Politics, Business & Culture in the Americas

TIPNIS Protesters Retake March After Negotiations Fail



After negotiations with a legislative dialogue commission failed over the weekend, Indigenous protesters from the Isiboro-Sécure Indigenous Territory and National Park (TIPNIS) restarted their march toward La Paz today. A month ago the Amazonian natives started a 603-kilometer (375-mile) march from Trinidad to protest the construction of a 305-kilometer (190-mile) highway that would cut the TIPNIS territory in half. The protests emerged in response to concerns over the lack of prior consultation regarding the potential environmental and social impacts resulting from the $415 million-road—a project mainly financed by the Brazilian government. The protesters now demand that the entire contract be nullified.
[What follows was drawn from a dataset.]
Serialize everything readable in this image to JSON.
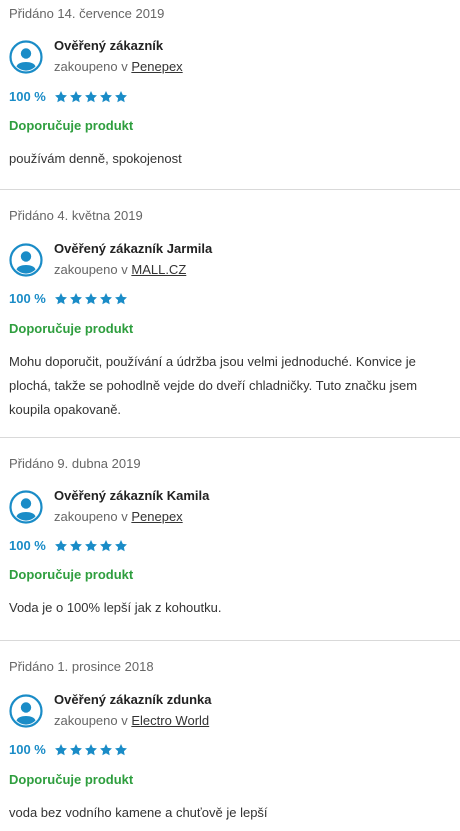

The dialogue commission was proposed after September 25, when President Morales tried to end the march. Following orders from the government, around 500 police officers used tear gas and truncheons against marchers who were in the city of Yucumo, 350 kilometers (217 mile) from La Paz. Interior Minister Sacha Llorenti and his deputy resigned as a result. Yoriko Yasukawa, the UN local representative, lamented the events and made a call to resolve the conflict through dialogue. 

The meeting between Mendoza and TIPNIS protesters resulted in a four-article bill that will suspend the construction of the second stretch of the road until the native communities are consulted. Unsatisfied over the bill—which needs to go to the Senate for approval—Indigenous protesters rejected the proposal and now demand that the contract be nullified through a law. “We want all laws that gave way to this project to be abolished; we want to start all over again,” said Fernando Vargas, an Indigenous leader.

This happens at the same time that more than 2,000 people—mainly coca growers—march from Calamarca (60 kilometers south from La Paz) to La Paz in support of President Morales and against the TIPNIS communities. César Navarro—vice minister for the coordination of social movements and the person who mediates the relationship between the government and pro-government unions—said the march “will deepen the process of change and tell President Evo he’s not alone.” In an interview with TeleSur, Navarro insisted that “behind the TIPNIS demonstrations there are other political interests from people in and outside Bolivia.”